– Видишь же, что хотел. Только до вчерашнего дня думал, что все знаю о боли, но даже представить не мог, что чувствуешь, когда к горячему телу прикасается кусок льда.
– Якушин сказал, что это не больно, просто неприятно, – с трудом выдавила я, все еще переваривая увиденное.
– Твой Якушин ошибся. Все наоборот – это было жутко больно, но приятно.
Он паясничал, стараясь меня зацепить.
– Слушай, Амелин, ты не дома. Может, там твои родители на эти штуки ведутся, а нам, честно сказать, по фигу.
Но ему явно доставлял удовольствие этот глумливый ребяческий эпатаж. Он вытащил из-под простыни вторую, так же сильно обезображенную руку и вдохновенно продекламировал:
Слепцы напрасно ищут, где дорога,
Доверясь чувств слепым поводырям;
Но если жизнь – базар крикливый Бога,
То только смерть – его бессмертный храм. [8]
Я сунула ему чашку с молоком и отошла от кровати.
Он выпил залпом и тут же снова позвал меня.
– Будь другом, помоги дойти до туалета.
Идти на попятную не хотелось, но не могла же я его послать в таком состоянии.
Кое-как поднявшись с кровати, Амелин завернулся в простыню, сунул ноги в смешные ботинки и оперся о мои плечи. Он был выше головы на две.
– Извини. С Фетом я, наверное, переборщил.
– Завтра поедем в больницу, там тебя быстро вылечат.
Мы почти дошли до дверей, но после этих слов он вопросительно остановился, и внезапно вспыхнувший в его глазах упрек заставил меня почувствовать себя виноватой.

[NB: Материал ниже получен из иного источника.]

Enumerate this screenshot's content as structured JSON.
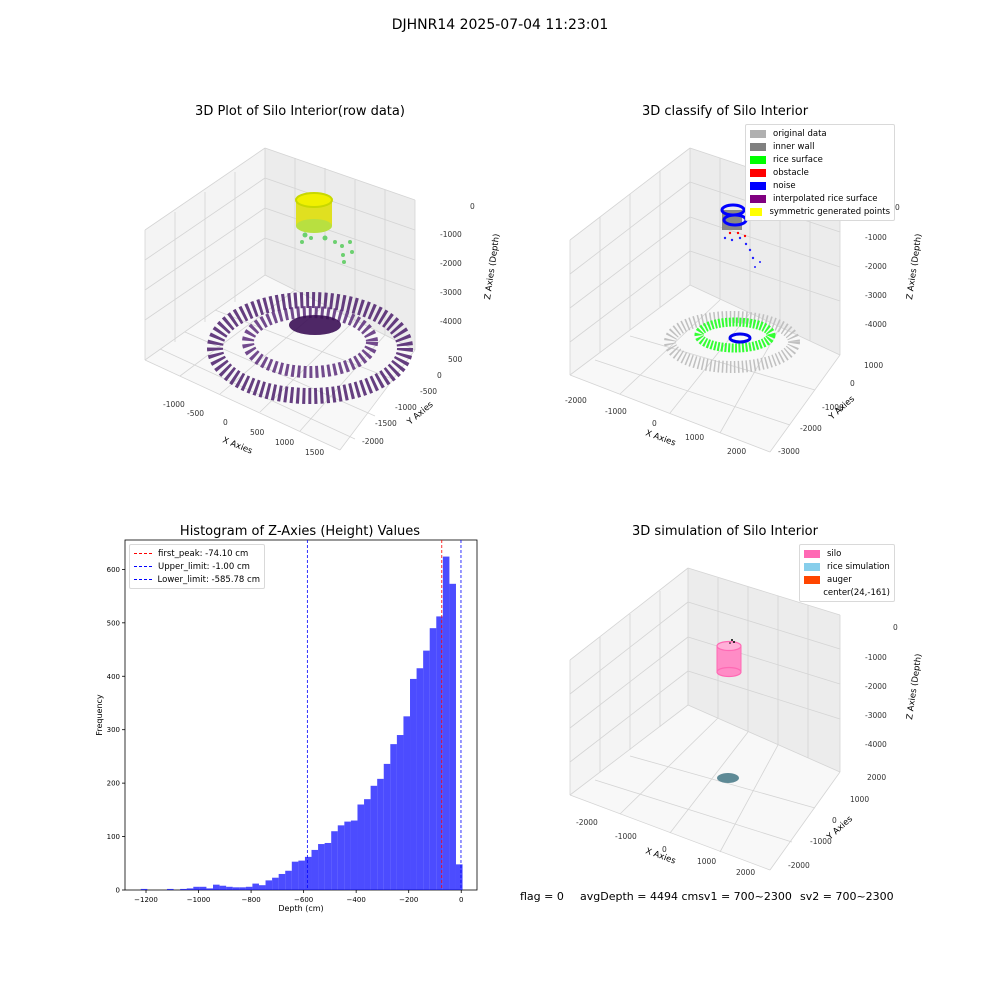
{
  "suptitle": "DJHNR14 2025-07-04 11:23:01",
  "panels": {
    "raw": {
      "title": "3D Plot of Silo Interior(row data)",
      "xlabel": "X Axies",
      "ylabel": "Y Axies",
      "zlabel": "Z Axies (Depth)",
      "xticks": [
        "-1000",
        "-500",
        "0",
        "500",
        "1000",
        "1500"
      ],
      "yticks": [
        "500",
        "0",
        "-500",
        "-1000",
        "-1500",
        "-2000"
      ],
      "zticks": [
        "0",
        "-1000",
        "-2000",
        "-3000",
        "-4000"
      ]
    },
    "classify": {
      "title": "3D classify of Silo Interior",
      "xlabel": "X Axies",
      "ylabel": "Y Axies",
      "zlabel": "Z Axies (Depth)",
      "xticks": [
        "-2000",
        "-1000",
        "0",
        "1000",
        "2000"
      ],
      "yticks": [
        "1000",
        "0",
        "-1000",
        "-2000",
        "-3000"
      ],
      "zticks": [
        "0",
        "-1000",
        "-2000",
        "-3000",
        "-4000"
      ],
      "legend": [
        {
          "label": "original data",
          "color": "#b0b0b0"
        },
        {
          "label": "inner wall",
          "color": "#808080"
        },
        {
          "label": "rice surface",
          "color": "#00ff00"
        },
        {
          "label": "obstacle",
          "color": "#ff0000"
        },
        {
          "label": "noise",
          "color": "#0000ff"
        },
        {
          "label": "interpolated rice surface",
          "color": "#800080"
        },
        {
          "label": "symmetric generated points",
          "color": "#ffff00"
        }
      ]
    },
    "simulation": {
      "title": "3D simulation of Silo Interior",
      "xlabel": "X Axies",
      "ylabel": "Y Axies",
      "zlabel": "Z Axies (Depth)",
      "xticks": [
        "-2000",
        "-1000",
        "0",
        "1000",
        "2000"
      ],
      "yticks": [
        "2000",
        "1000",
        "0",
        "-1000",
        "-2000"
      ],
      "zticks": [
        "0",
        "-1000",
        "-2000",
        "-3000",
        "-4000"
      ],
      "legend": [
        {
          "label": "silo",
          "color": "#ff69b4"
        },
        {
          "label": "rice simulation",
          "color": "#87ceeb"
        },
        {
          "label": "auger",
          "color": "#ff4500"
        },
        {
          "label": "center(24,-161)",
          "color": ""
        }
      ]
    }
  },
  "status": {
    "flag": "flag = 0",
    "avg": "avgDepth = 4494 cmsv1 = 700~2300",
    "sv2": "sv2 = 700~2300"
  },
  "chart_data": [
    {
      "type": "scatter",
      "panel": "raw",
      "title": "3D Plot of Silo Interior(row data)",
      "xlabel": "X Axies",
      "ylabel": "Y Axies",
      "zlabel": "Z Axies (Depth)",
      "xlim": [
        -1300,
        1800
      ],
      "ylim": [
        -2200,
        700
      ],
      "zlim": [
        -4500,
        200
      ],
      "series": [
        {
          "points": "ring at top (yellow-green)",
          "z_range": [
            -700,
            0
          ],
          "color": "#e8e800"
        },
        {
          "points": "circular pattern at bottom (purple)",
          "z_range": [
            -4500,
            -4200
          ],
          "color": "#4b1d6b"
        }
      ]
    },
    {
      "type": "scatter",
      "panel": "classify",
      "title": "3D classify of Silo Interior",
      "xlabel": "X Axies",
      "ylabel": "Y Axies",
      "zlabel": "Z Axies (Depth)",
      "xlim": [
        -2300,
        2300
      ],
      "ylim": [
        -3200,
        1400
      ],
      "zlim": [
        -4500,
        200
      ]
    },
    {
      "type": "bar",
      "panel": "histogram",
      "title": "Histogram of Z-Axies (Height) Values",
      "xlabel": "Depth (cm)",
      "ylabel": "Frequency",
      "xlim": [
        -1280,
        60
      ],
      "ylim": [
        0,
        655
      ],
      "xticks": [
        -1200,
        -1000,
        -800,
        -600,
        -400,
        -200,
        0
      ],
      "yticks": [
        0,
        100,
        200,
        300,
        400,
        500,
        600
      ],
      "bar_color": "#0000ff",
      "bins": [
        {
          "x0": -1220,
          "x1": -1195,
          "v": 2
        },
        {
          "x0": -1120,
          "x1": -1095,
          "v": 2
        },
        {
          "x0": -1070,
          "x1": -1045,
          "v": 2
        },
        {
          "x0": -1045,
          "x1": -1020,
          "v": 3
        },
        {
          "x0": -1020,
          "x1": -995,
          "v": 6
        },
        {
          "x0": -995,
          "x1": -970,
          "v": 6
        },
        {
          "x0": -970,
          "x1": -945,
          "v": 3
        },
        {
          "x0": -945,
          "x1": -920,
          "v": 10
        },
        {
          "x0": -920,
          "x1": -895,
          "v": 8
        },
        {
          "x0": -895,
          "x1": -870,
          "v": 6
        },
        {
          "x0": -870,
          "x1": -845,
          "v": 5
        },
        {
          "x0": -845,
          "x1": -820,
          "v": 5
        },
        {
          "x0": -820,
          "x1": -795,
          "v": 6
        },
        {
          "x0": -795,
          "x1": -770,
          "v": 12
        },
        {
          "x0": -770,
          "x1": -745,
          "v": 9
        },
        {
          "x0": -745,
          "x1": -720,
          "v": 18
        },
        {
          "x0": -720,
          "x1": -695,
          "v": 23
        },
        {
          "x0": -695,
          "x1": -670,
          "v": 30
        },
        {
          "x0": -670,
          "x1": -645,
          "v": 36
        },
        {
          "x0": -645,
          "x1": -620,
          "v": 53
        },
        {
          "x0": -620,
          "x1": -595,
          "v": 55
        },
        {
          "x0": -595,
          "x1": -570,
          "v": 62
        },
        {
          "x0": -570,
          "x1": -545,
          "v": 75
        },
        {
          "x0": -545,
          "x1": -520,
          "v": 86
        },
        {
          "x0": -520,
          "x1": -495,
          "v": 88
        },
        {
          "x0": -495,
          "x1": -470,
          "v": 110
        },
        {
          "x0": -470,
          "x1": -445,
          "v": 121
        },
        {
          "x0": -445,
          "x1": -420,
          "v": 128
        },
        {
          "x0": -420,
          "x1": -395,
          "v": 130
        },
        {
          "x0": -395,
          "x1": -370,
          "v": 160
        },
        {
          "x0": -370,
          "x1": -345,
          "v": 170
        },
        {
          "x0": -345,
          "x1": -320,
          "v": 195
        },
        {
          "x0": -320,
          "x1": -295,
          "v": 208
        },
        {
          "x0": -295,
          "x1": -270,
          "v": 236
        },
        {
          "x0": -270,
          "x1": -245,
          "v": 273
        },
        {
          "x0": -245,
          "x1": -220,
          "v": 290
        },
        {
          "x0": -220,
          "x1": -195,
          "v": 325
        },
        {
          "x0": -195,
          "x1": -170,
          "v": 395
        },
        {
          "x0": -170,
          "x1": -145,
          "v": 415
        },
        {
          "x0": -145,
          "x1": -120,
          "v": 448
        },
        {
          "x0": -120,
          "x1": -95,
          "v": 490
        },
        {
          "x0": -95,
          "x1": -70,
          "v": 512
        },
        {
          "x0": -70,
          "x1": -45,
          "v": 624
        },
        {
          "x0": -45,
          "x1": -20,
          "v": 573
        },
        {
          "x0": -20,
          "x1": 5,
          "v": 48
        }
      ],
      "vlines": [
        {
          "x": -74.1,
          "label": "first_peak: -74.10 cm",
          "color": "#ff0000"
        },
        {
          "x": -1.0,
          "label": "Upper_limit: -1.00 cm",
          "color": "#0000ff"
        },
        {
          "x": -585.78,
          "label": "Lower_limit: -585.78 cm",
          "color": "#0000ff"
        }
      ]
    },
    {
      "type": "scatter",
      "panel": "simulation",
      "title": "3D simulation of Silo Interior",
      "xlabel": "X Axies",
      "ylabel": "Y Axies",
      "zlabel": "Z Axies (Depth)",
      "xlim": [
        -2300,
        2300
      ],
      "ylim": [
        -2300,
        2300
      ],
      "zlim": [
        -4500,
        200
      ]
    }
  ]
}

– У нас нет лекарств, и мы должны будем разъехаться.
– А ты куда поедешь?
– Мы с Марковым и Семиной в Сочи.
– Я хочу с вами, – сказал он, но прозвучало «я еду с вами».
– В твоей ситуации не до хотения.
– Подумаешь, кашель и температура, – он небрежно поморщился. – У тебя никогда такого не было, что ли?
– О чем ты думал, когда в легком пальто убегал из дома? Хотя и так болел. Не мог надеть что-нибудь нормальное?
– Не мог, – в его детской улыбке опять мелькнула издевка. – У меня нет.
– Чего у тебя нет?
– Ничего нормального.
Эта нелепая игра выводила меня из себя.
– Понимаю. У ненормального человека не может быть ничего нормального. И вообще, Амелин, кончай препираться. Мы уже все решили.
– Меня зовут Костя, – резко отпустив меня, он сам вышел в маленькую холодную комнату.
Его голая спина, плечи и шея сзади тоже выглядели отвратительно: лоскут неровной бугристой кожи, а на ней и под ней несколько красных длинных полос. Меня аж передернуло.
– Эй, стой, – закричала я, придя в себя. – Накинь хотя бы пальто.
Но было поздно, дверь громко захлопнулась. А когда он вернулся, перестал со мной разговаривать. Пошел, упал в кровать и накрылся подушкой.